Dar al-Iftaa Al-Missriyyah (source)

So almost all scholars agree on coffee being Halal. Issues like that should always have a solid basis and scientific evidence to support the theory.

If its fermentation process is somewhat similar to wine does not mean it will also cause intoxication, this is the case with drinks such as kombucha tea. That is why imposing a ban without proof did not last long, and people kept drinking it without fearing the severe punishments. 

Is All Coffee Halal?

All coffees are considered Halal, even the Luwak Coffee is permissible to consume. Its coffee beans are collected from the droppings of a Civet (animal that eats berries). They are thoroughly washed and processed to make coffee (source)

But even then, one should be careful regarding the manufacturing process of coffee.

The point is, Muslims should be vigilant with whatever they are consuming as a whole. They must know that these things are form the permissible sources. Because even the Halal product could be prohibited to use if it’s not processed accordance to Halal guidelines.

Therefore, it is recommended that yoou choose the Halal certified brands if ever in doubt (source).

History of Islamic Stance Against Coffee and Caffeine Consumption

In 1511 CE, there was a ban on coffee in Mecca by Governor Khair Beg.

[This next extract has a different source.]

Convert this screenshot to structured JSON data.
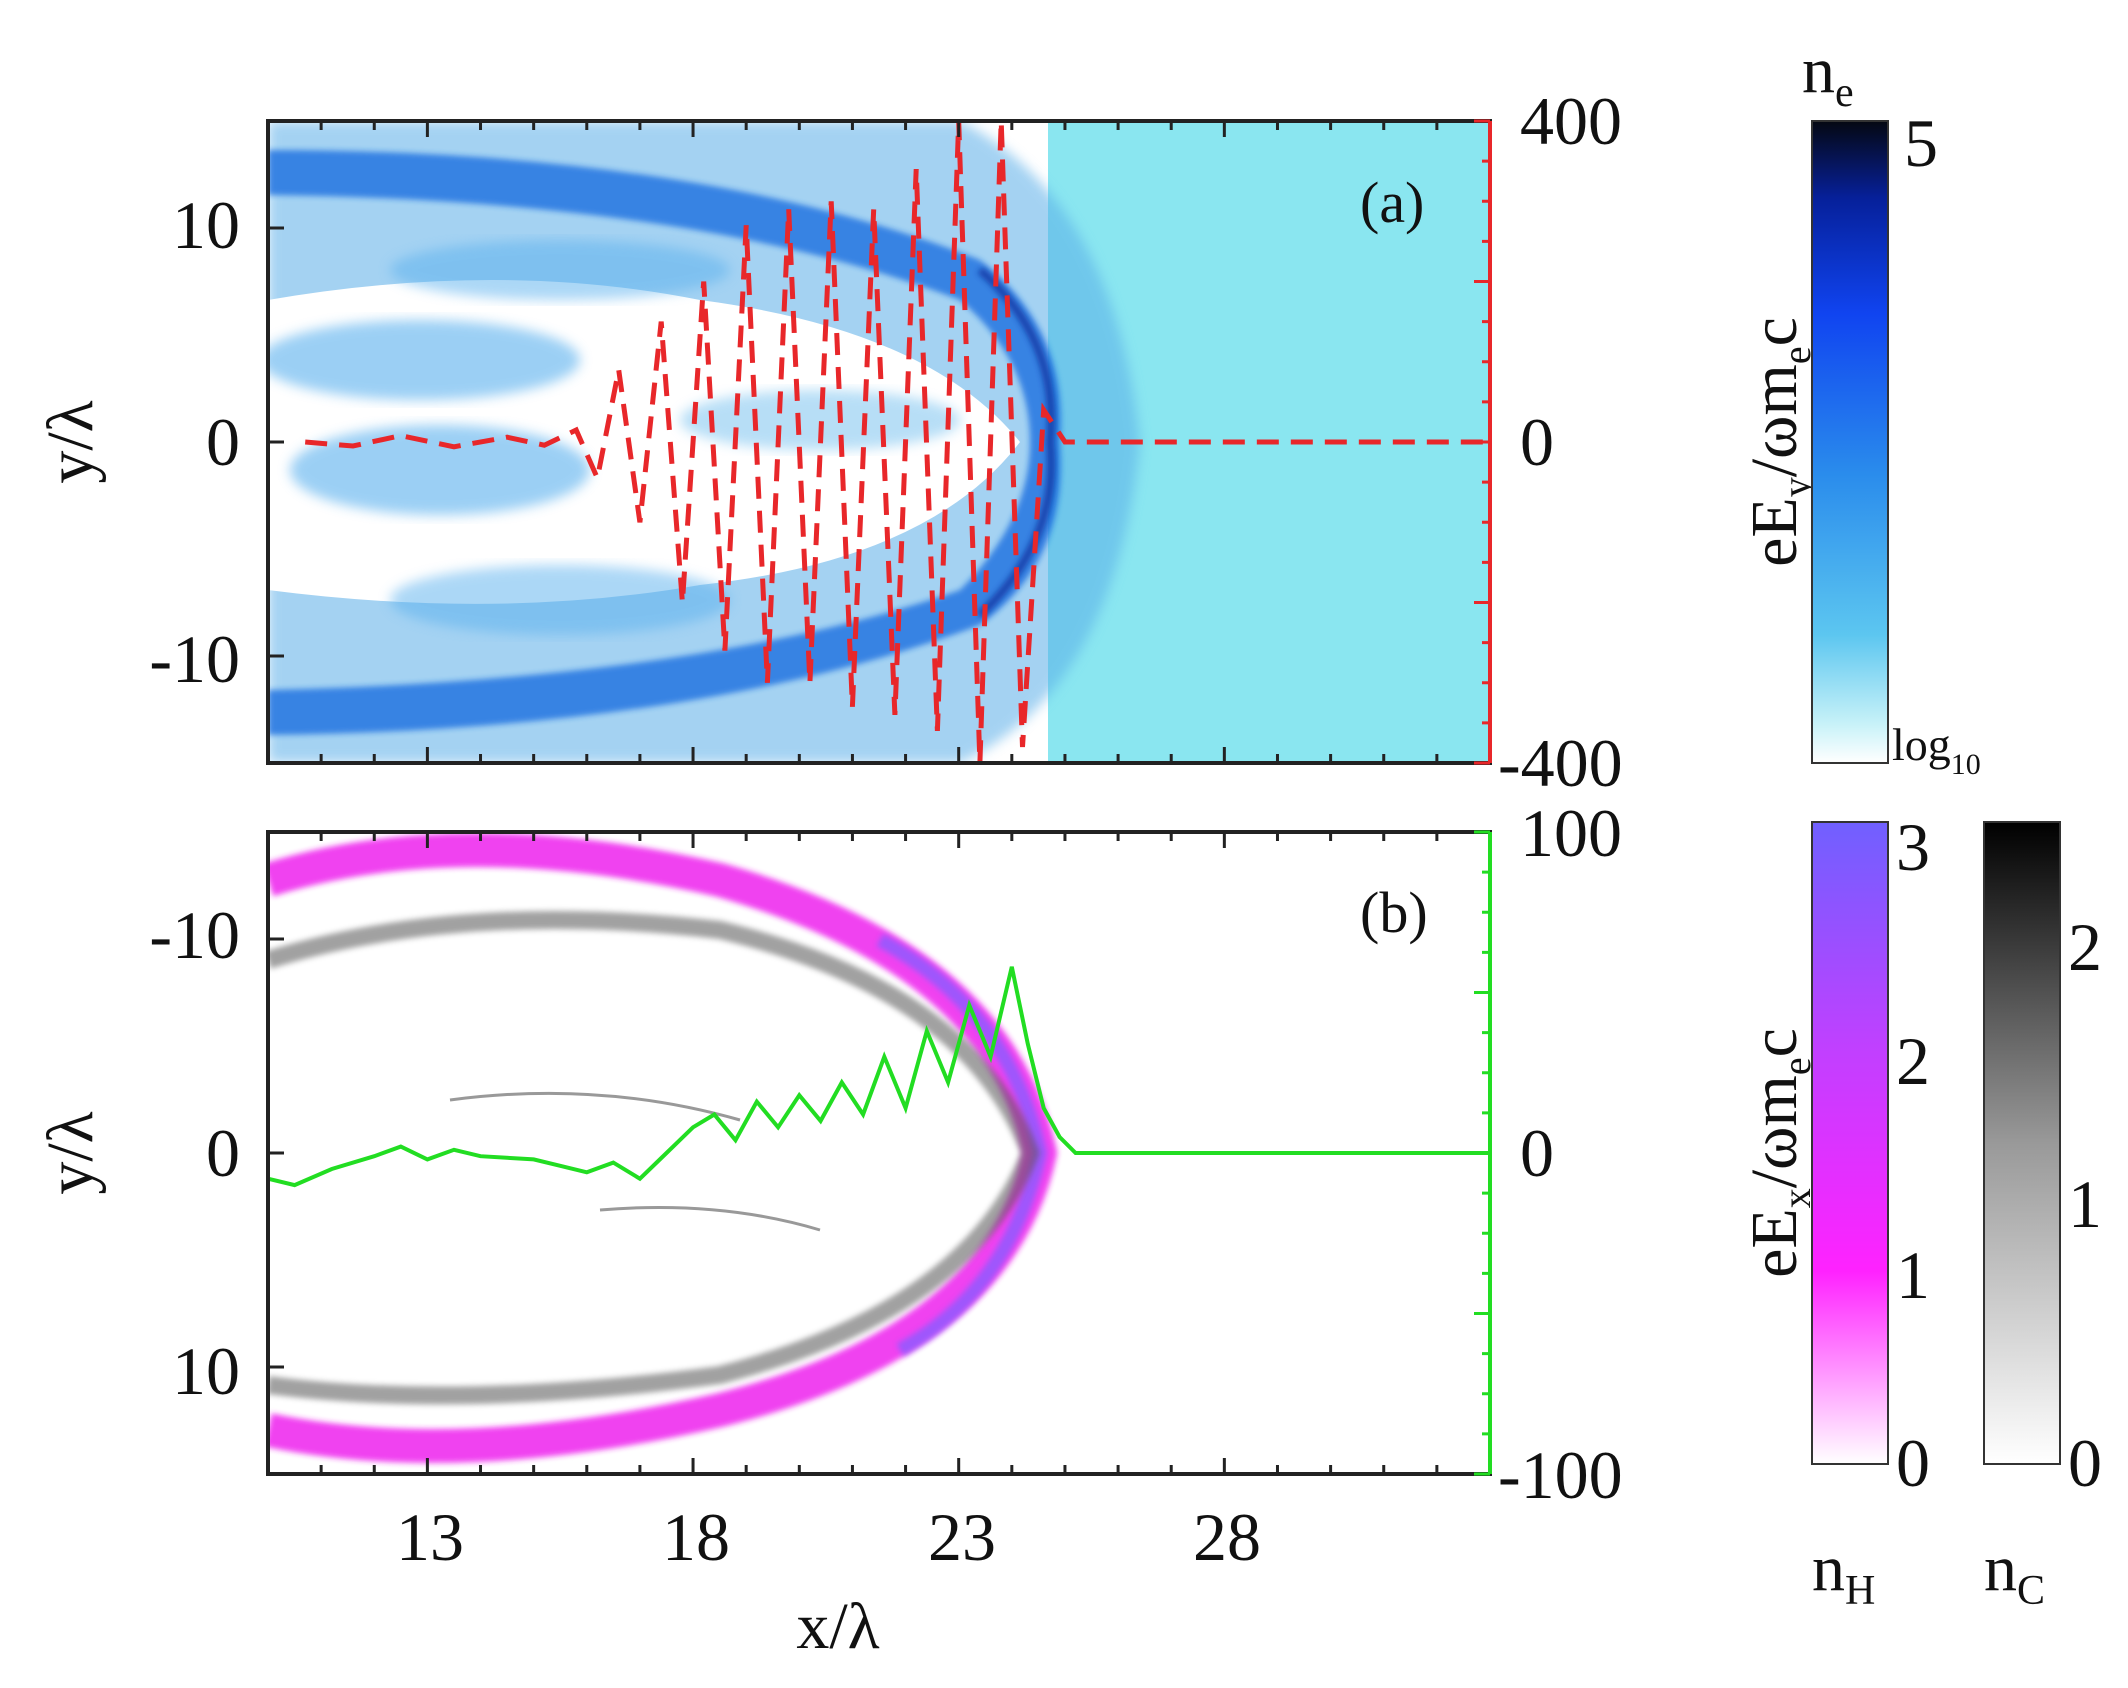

Soon after that, Cairo (1532) and Constantinople banned its consumption. Şeyhülislam Ebussuud was an authorized religious scholar of the Ottoman Empire. He issued a fatwa against drinking coffee (source).

The reason all along was the same. Purist Muslims and governors thought of it as an innovation. A stimulant, you may say, has the same intoxicating effects on the human mind as that of alcoholic drinks.

Radical thinking was also on the rise because of the gathering of people in coffee houses. People from different sects and classes were sitting and enjoying themselves. The number of people increased day by day.

There was a threat of riot as people may be planning against the government. So the ban. They also threatened people with the death penalty if they did not follow the command. The bases were presumptions and fears of government downfall. But the ban did not last long because of the obsession and love people had for coffee.

Finally, the ban got lifted in 1524. The Ottoman Empire Sultan Selim I, together with Grand Mufti Mehmet Ebussuud el-İmadi, issued a fatwa making coffee permissible again (source).